Lee had shared how his cousin’s death in a car accident left him feeling angry and disoriented. He says there was a lot of uncertainty surrounding the details of his cousin’s death, but he returned to school the morning after his family received the tragic news.

“She was enjoying her 30th birthday with some coworkers.. and we got the call in the middle of the night,” he says. “It was like, it can’t be her because my whole family knows she don’t [sic] like to drive. We just knew it was something more to it. I was dumbfounded. We still don’t have any answers as to what happened that night. The people that were in the car with her, it’s like they went ghost. We know they’re still alive but they’re literally not telling us anything, and it’s been more than five years.”

click to enlarge Silyce Lee (left) and Sirrita Darby (right). - Nerd Swag Visuals/courtesy photo
Nerd Swag Visuals/courtesy photo
Silyce Lee (left) and Sirrita Darby (right).

Lee continued going to school like nothing had happened. He would wear headphones to tune everything out until Darby’s class taught him how to acknowledge his emotions.

“I didn't think I could ever move on from it, especially without knowing any answers,” he says. “She got ripped away from us, but I’m here looking on the other side.

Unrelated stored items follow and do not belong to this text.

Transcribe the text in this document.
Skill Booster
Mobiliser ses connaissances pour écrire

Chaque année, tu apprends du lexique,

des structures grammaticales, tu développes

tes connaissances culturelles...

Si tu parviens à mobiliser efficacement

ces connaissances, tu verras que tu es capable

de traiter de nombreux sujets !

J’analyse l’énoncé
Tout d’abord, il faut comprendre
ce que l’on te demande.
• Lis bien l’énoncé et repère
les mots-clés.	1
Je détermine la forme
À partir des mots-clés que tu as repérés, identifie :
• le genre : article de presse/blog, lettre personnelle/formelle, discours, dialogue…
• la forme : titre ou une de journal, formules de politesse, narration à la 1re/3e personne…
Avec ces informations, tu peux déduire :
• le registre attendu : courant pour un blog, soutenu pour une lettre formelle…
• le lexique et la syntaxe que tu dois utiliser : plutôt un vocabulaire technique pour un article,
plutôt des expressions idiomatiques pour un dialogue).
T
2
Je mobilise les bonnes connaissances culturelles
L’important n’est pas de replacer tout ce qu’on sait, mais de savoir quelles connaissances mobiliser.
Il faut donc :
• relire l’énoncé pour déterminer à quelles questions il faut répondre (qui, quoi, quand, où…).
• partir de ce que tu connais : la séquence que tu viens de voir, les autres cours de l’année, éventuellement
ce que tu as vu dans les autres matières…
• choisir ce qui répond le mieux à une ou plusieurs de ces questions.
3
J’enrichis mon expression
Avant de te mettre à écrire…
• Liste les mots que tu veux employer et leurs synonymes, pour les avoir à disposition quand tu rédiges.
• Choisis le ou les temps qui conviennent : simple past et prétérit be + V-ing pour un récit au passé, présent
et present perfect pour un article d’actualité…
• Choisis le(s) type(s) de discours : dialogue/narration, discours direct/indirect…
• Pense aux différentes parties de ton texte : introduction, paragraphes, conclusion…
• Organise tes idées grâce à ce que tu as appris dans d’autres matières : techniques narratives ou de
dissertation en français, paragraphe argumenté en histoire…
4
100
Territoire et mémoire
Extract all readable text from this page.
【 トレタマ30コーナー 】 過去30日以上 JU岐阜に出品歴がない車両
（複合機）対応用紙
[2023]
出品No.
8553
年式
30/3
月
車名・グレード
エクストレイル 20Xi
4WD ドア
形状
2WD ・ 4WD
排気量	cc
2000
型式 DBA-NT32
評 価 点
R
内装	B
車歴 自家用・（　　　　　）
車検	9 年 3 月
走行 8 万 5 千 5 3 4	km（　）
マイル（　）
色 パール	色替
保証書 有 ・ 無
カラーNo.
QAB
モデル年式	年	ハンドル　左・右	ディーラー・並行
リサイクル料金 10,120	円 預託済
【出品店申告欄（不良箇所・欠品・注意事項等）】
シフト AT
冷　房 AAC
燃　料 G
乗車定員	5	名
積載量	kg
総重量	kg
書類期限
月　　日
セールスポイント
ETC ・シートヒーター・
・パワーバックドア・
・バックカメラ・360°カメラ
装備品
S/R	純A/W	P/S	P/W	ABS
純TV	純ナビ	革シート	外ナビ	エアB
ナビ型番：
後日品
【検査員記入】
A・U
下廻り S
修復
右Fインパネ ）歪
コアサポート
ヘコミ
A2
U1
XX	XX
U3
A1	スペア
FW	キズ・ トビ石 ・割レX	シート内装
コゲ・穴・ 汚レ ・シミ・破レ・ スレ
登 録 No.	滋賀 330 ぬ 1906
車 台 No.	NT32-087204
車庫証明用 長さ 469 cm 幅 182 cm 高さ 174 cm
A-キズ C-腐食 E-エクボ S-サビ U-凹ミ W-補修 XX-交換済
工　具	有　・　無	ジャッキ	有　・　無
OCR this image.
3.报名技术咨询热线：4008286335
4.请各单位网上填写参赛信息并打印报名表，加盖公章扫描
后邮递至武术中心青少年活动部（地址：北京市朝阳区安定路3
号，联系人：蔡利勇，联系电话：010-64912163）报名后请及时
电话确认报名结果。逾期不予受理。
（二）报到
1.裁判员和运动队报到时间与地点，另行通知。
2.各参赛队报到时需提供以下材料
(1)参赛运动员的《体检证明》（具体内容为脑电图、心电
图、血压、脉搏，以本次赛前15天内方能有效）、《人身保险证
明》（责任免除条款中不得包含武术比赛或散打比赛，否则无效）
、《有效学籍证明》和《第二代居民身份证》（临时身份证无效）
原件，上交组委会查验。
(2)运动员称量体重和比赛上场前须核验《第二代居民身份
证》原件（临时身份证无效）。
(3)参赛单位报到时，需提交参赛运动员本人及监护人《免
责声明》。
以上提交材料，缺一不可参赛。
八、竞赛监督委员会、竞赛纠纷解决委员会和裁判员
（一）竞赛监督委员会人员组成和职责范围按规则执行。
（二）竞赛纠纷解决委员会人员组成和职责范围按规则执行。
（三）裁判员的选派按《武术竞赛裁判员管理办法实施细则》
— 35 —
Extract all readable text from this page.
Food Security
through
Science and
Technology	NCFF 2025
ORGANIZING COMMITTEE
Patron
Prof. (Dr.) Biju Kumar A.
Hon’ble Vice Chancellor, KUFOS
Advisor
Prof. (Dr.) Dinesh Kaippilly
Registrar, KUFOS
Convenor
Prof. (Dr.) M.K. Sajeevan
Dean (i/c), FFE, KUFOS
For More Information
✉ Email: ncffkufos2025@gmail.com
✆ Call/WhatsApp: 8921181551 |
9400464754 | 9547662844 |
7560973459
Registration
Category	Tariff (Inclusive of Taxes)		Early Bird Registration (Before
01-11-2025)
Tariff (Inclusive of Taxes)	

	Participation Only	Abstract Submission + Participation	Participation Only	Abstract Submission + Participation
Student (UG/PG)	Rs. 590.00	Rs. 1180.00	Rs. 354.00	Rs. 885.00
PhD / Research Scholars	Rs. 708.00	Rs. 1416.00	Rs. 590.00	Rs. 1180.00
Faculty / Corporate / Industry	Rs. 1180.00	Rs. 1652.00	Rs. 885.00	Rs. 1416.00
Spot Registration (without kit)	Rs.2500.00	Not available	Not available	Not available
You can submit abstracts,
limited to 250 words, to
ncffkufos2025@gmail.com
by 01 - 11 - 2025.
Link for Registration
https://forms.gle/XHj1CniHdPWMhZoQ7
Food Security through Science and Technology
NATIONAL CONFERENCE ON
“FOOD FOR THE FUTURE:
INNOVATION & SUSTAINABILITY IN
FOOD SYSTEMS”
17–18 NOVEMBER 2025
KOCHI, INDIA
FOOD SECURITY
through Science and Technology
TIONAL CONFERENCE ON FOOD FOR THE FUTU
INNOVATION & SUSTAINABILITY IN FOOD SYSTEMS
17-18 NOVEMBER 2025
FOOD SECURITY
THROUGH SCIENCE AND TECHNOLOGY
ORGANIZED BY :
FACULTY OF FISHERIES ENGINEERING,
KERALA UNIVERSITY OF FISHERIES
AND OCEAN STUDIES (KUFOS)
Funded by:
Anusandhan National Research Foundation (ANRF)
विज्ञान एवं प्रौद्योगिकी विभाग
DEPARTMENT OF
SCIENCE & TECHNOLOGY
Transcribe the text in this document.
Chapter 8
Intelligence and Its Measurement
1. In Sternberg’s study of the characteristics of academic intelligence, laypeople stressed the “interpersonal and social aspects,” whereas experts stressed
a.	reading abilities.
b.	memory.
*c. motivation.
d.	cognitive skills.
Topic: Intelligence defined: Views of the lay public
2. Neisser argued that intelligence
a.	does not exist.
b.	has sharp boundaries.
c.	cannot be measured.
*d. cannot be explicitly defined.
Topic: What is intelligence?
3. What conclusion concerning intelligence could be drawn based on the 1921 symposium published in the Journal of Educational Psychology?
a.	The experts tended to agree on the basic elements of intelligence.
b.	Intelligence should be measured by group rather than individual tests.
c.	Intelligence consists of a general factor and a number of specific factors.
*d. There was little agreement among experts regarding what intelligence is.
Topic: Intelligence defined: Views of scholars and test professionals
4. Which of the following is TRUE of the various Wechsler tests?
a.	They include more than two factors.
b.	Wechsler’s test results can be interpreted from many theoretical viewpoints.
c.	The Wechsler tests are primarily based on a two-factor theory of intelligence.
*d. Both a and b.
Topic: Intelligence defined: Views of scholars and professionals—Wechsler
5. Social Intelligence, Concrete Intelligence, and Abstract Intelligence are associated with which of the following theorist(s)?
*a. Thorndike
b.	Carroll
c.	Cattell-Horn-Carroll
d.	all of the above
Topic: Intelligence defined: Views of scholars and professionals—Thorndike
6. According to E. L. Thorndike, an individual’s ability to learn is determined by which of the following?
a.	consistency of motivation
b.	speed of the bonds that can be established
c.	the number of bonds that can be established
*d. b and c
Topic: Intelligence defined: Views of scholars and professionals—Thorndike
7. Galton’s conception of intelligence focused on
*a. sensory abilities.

God does everything for a reason, so that's what I had to keep telling myself.”

Now, Lee wants to help other young Detroiters like Darby helped him. 

“She literally read through her kids’ souls and saw like, these babies is drowning,” he says. “She has gone through almost everything that we are going through. Who else is a better person to help guide us and correct our path to success? I just know I can heal someone else from my trauma, my experience, and the route I took to heal from it. I know young people might hear this all the time, but you’re definitely not alone.”

For Donald, the healing circle was the first time she felt free to express herself through writing. She wants young people to know that someone will always be at the Healing Hub to help, whether they need someone to talk to or a safe place to sleep.

“I had to come to terms with the fact that my experience was affecting me and that it was traumatic, and being in that safe space allowed me to do that,” she says. “I’ve seen a lot of runaway kids or people who don’t have the support that other people would have, so we are here to be providers for our community. Just reach out, because we’re here.”

Donald, Lee, and the rest of the team are planning to host a community baby shower for young mothers, free Sunday dinners, summer camp, and a Black joy abolitionist picnic at the Healing Hub this summer.